Wednesday, January 05, 2005

The POW conundrum

~rich, over at Beef Always Wins, has an interesting post regarding a Washington Post article about the US's problem with holding captured combatants for the long term. It is an interesting issue, since we've not previously dealt with it in an civil liberties era. Bouncing ones way through history, there have been a lot of different approaches to captured enemies. Lots of cultures (e.g., the Romans) simply turned captured enemies into slaves. In the Middle Ages, poor soldiers were often killed, while rich knights were held for ransom. Indeed, these ransoms were often so valuable that they drove strategies and tactical decisions for whole armies. The concept of concentrating enemy combatants into a finite space is a fairly recent one, and it brings with it a significant question: since no one can tell how long a war will last, what provisions does one make for these combatants?

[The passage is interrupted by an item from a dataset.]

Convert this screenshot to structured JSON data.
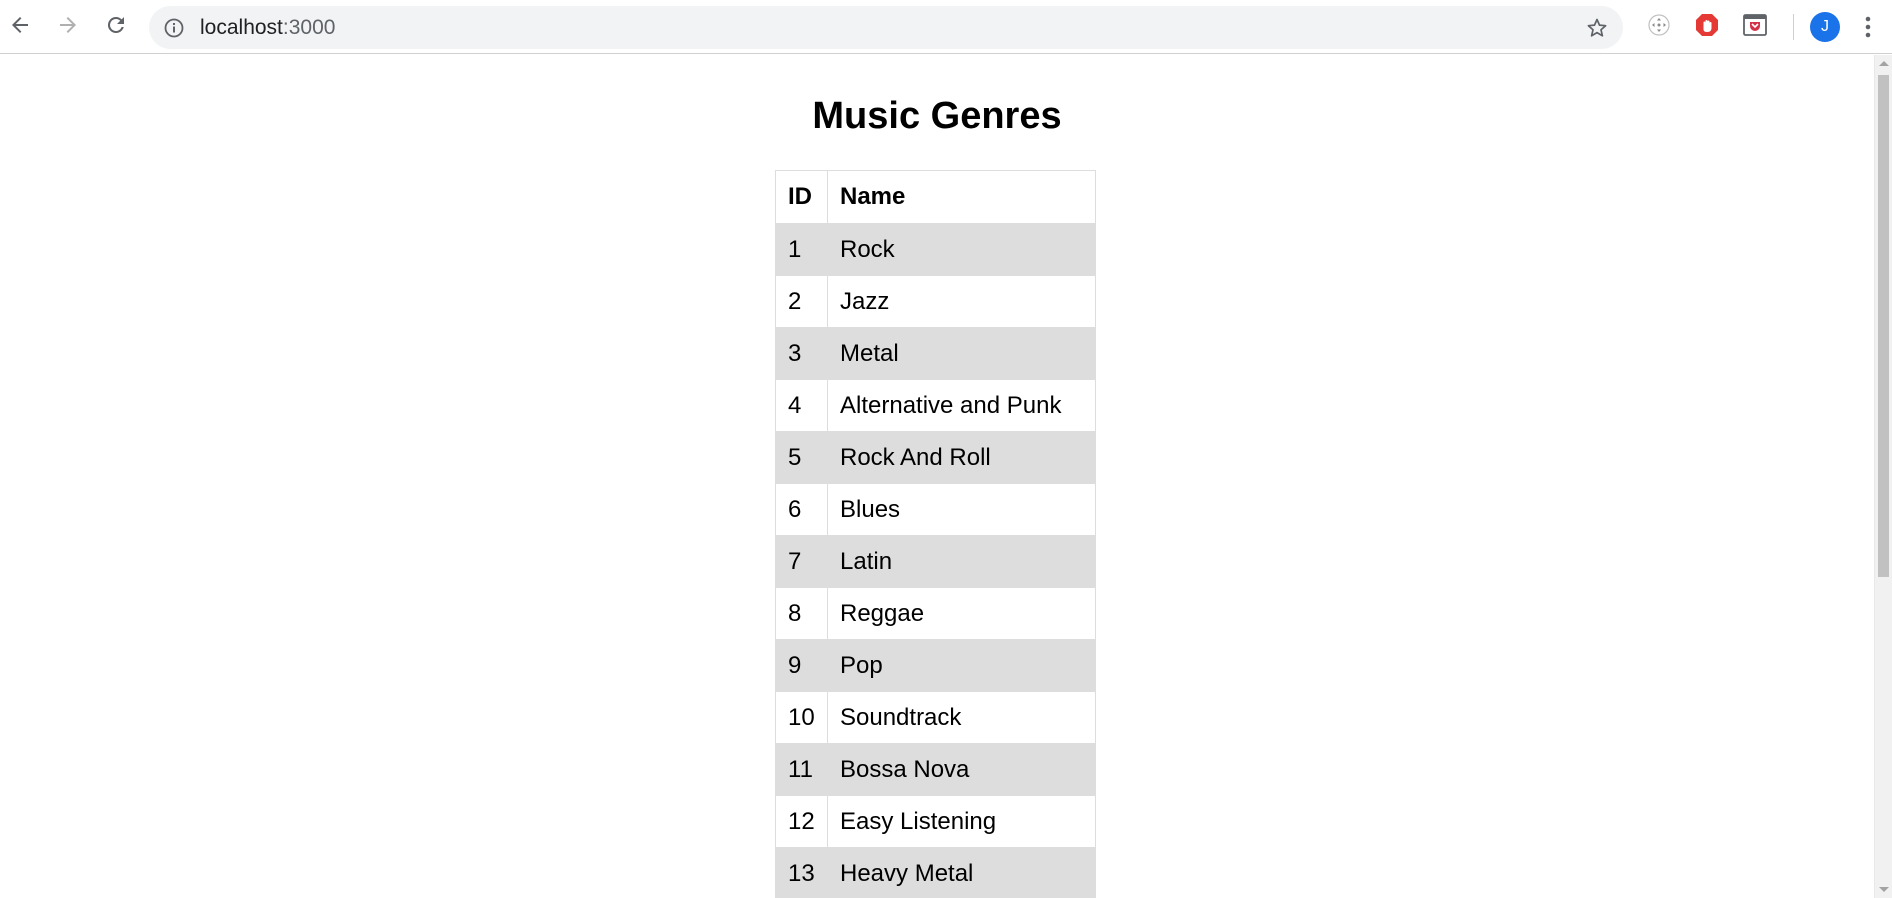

The Napoleonic War, after all, lasted on and off for more than 15 years. Here, we're clearly not engaged in a war that can be resolved in a single, decisive battle. This war may go on for decades. On the one hand, it seems inhumane to hold POWs for decades. On the other hand, it's illogical for a nation at war to release enemy combatants back into the field. It's a vexing problem, with clashing interests: the US's interest in minimizing the number of fighters arrayed against it; and the fighter's interest in not being imprisoned for an indeterminable length of time. Clearly, it is time to think about this problem and reach something approximately a just (or, at least, justifiable) solution.